SAN BERNARDINO (California) PRESS-ENTERPRISE February 15, 2007
Coachella center to get money to help farmworkers
State money is on its way to help farmworkers who are having difficulty making mortgage, rent and utility payments in the wake of last month's freeze. La Cooperativa Campesina de California, a statewide association in Sacramento, received $1.75 million in state emergency funds to distribute to several counties, including Riverside County. The Center for Employment Training in Coachella will receive the funding to help farmworkers laid off because of the January freeze. La Cooperativa will disburse the checks today, said Raul Meyreles, executive director for La Cooperativa. The money will be used to assist with mortgage, rent and utility bills, Meyreles said. Mirna Flores, director of the Coachella center, said her office had not been notified as of Wednesday evening of the dollar amount allocated to the center. "This will help with one month's rent, mortgage or utility bill," Flores said, adding that specific dollar amounts each person or family qualifies for also have not been determined. "We want to help as many as possible." Gov.

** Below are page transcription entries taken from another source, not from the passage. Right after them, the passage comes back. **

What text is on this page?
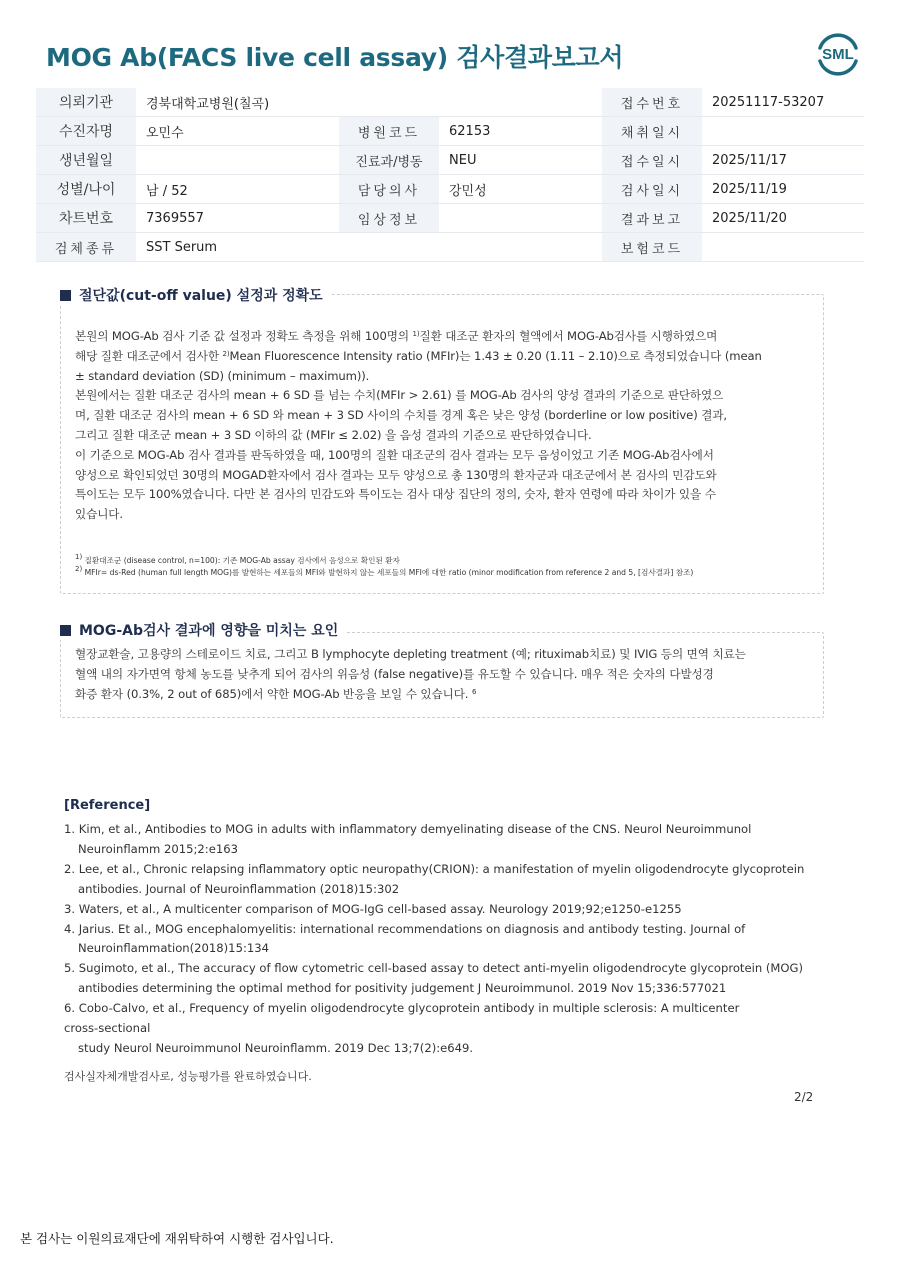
MOG Ab(FACS live cell assay) 검사결과보고서	SML
의뢰기관	경북대학교병원(칠곡)			접수번호	20251117-53207
수진자명	오민수	병원코드	62153	채취일시	
생년월일		진료과/병동	NEU	접수일시	2025/11/17
성별/나이	남 / 52	담당의사	강민성	검사일시	2025/11/19
차트번호	7369557	임상정보		결과보고	2025/11/20
검체종류	SST Serum			보험코드	
본원의 MOG-Ab 검사 기준 값 설정과 정확도 측정을 위해 100명의 $^{1)}$질환 대조군 환자의 혈액에서 MOG-Ab검사를 시행하였으며
해당 질환 대조군에서 검사한 $^{2)}$Mean Fluorescence Intensity ratio (MFIr)는 1.43 ± 0.20 (1.11 – 2.10)으로 측정되었습니다 (mean
± standard deviation (SD) (minimum – maximum)).
본원에서는 질환 대조군 검사의 mean + 6 SD 를 넘는 수치(MFIr > 2.61) 를 MOG-Ab 검사의 양성 결과의 기준으로 판단하였으
며, 질환 대조군 검사의 mean + 6 SD 와 mean + 3 SD 사이의 수치를 경계 혹은 낮은 양성 (borderline or low positive) 결과,
그리고 질환 대조군 mean + 3 SD 이하의 값 (MFIr ≤ 2.02) 을 음성 결과의 기준으로 판단하였습니다.
이 기준으로 MOG-Ab 검사 결과를 판독하였을 때, 100명의 질환 대조군의 검사 결과는 모두 음성이었고 기존 MOG-Ab검사에서
양성으로 확인되었던 30명의 MOGAD환자에서 검사 결과는 모두 양성으로 총 130명의 환자군과 대조군에서 본 검사의 민감도와
특이도는 모두 100%였습니다. 다만 본 검사의 민감도와 특이도는 검사 대상 집단의 정의, 숫자, 환자 연령에 따라 차이가 있을 수
있습니다.
$^{1)}$ 질환대조군 (disease control, n=100): 기존 MOG-Ab assay 검사에서 음성으로 확인된 환자
$^{2)}$ MFIr= ds-Red (human full length MOG)를 발현하는 세포들의 MFI와 발현하지 않는 세포들의 MFI에 대한 ratio (minor modification from reference 2 and 5, [검사결과] 참조)
절단값(cut-off value) 설정과 정확도
혈장교환술, 고용량의 스테로이드 치료, 그리고 B lymphocyte depleting treatment (예; rituximab치료) 및 IVIG 등의 면역 치료는
혈액 내의 자가면역 항체 농도를 낮추게 되어 검사의 위음성 (false negative)를 유도할 수 있습니다. 매우 적은 숫자의 다발성경
화증 환자 (0.3%, 2 out of 685)에서 약한 MOG-Ab 반응을 보일 수 있습니다. $^6$
MOG-Ab검사 결과에 영향을 미치는 요인
[Reference]
1. Kim, et al., Antibodies to MOG in adults with inflammatory demyelinating disease of the CNS. Neurol Neuroimmunol
Neuroinflamm 2015;2:e163
2. Lee, et al., Chronic relapsing inflammatory optic neuropathy(CRION): a manifestation of myelin oligodendrocyte glycoprotein
antibodies. Journal of Neuroinflammation (2018)15:302
3. Waters, et al., A multicenter comparison of MOG-IgG cell-based assay. Neurology 2019;92;e1250-e1255
4. Jarius. Et al., MOG encephalomyelitis: international recommendations on diagnosis and antibody testing. Journal of
Neuroinflammation(2018)15:134
5. Sugimoto, et al., The accuracy of flow cytometric cell-based assay to detect anti-myelin oligodendrocyte glycoprotein (MOG)
antibodies determining the optimal method for positivity judgement J Neuroimmunol. 2019 Nov 15;336:577021
6. Cobo-Calvo, et al., Frequency of myelin oligodendrocyte glycoprotein antibody in multiple sclerosis: A multicenter
cross-sectional
study Neurol Neuroimmunol Neuroinflamm. 2019 Dec 13;7(2):e649.
검사실자체개발검사로, 성능평가를 완료하였습니다.
2/2
본 검사는 이원의료재단에 재위탁하여 시행한 검사입니다.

Schwarzenegger also announced Tuesday that farmworker housing centers that were closed for the winter should be used as emergency shelters for those left homeless and unemployed after the January freeze. Rodolfo Piñon, community coordinator for the Desert Alliance for Community Empowerment in Coachella, said Schwarzenegger's executive order will not affect the Coachella Valley because the only migrant farmworker center, in Ripley, closed about three years ago.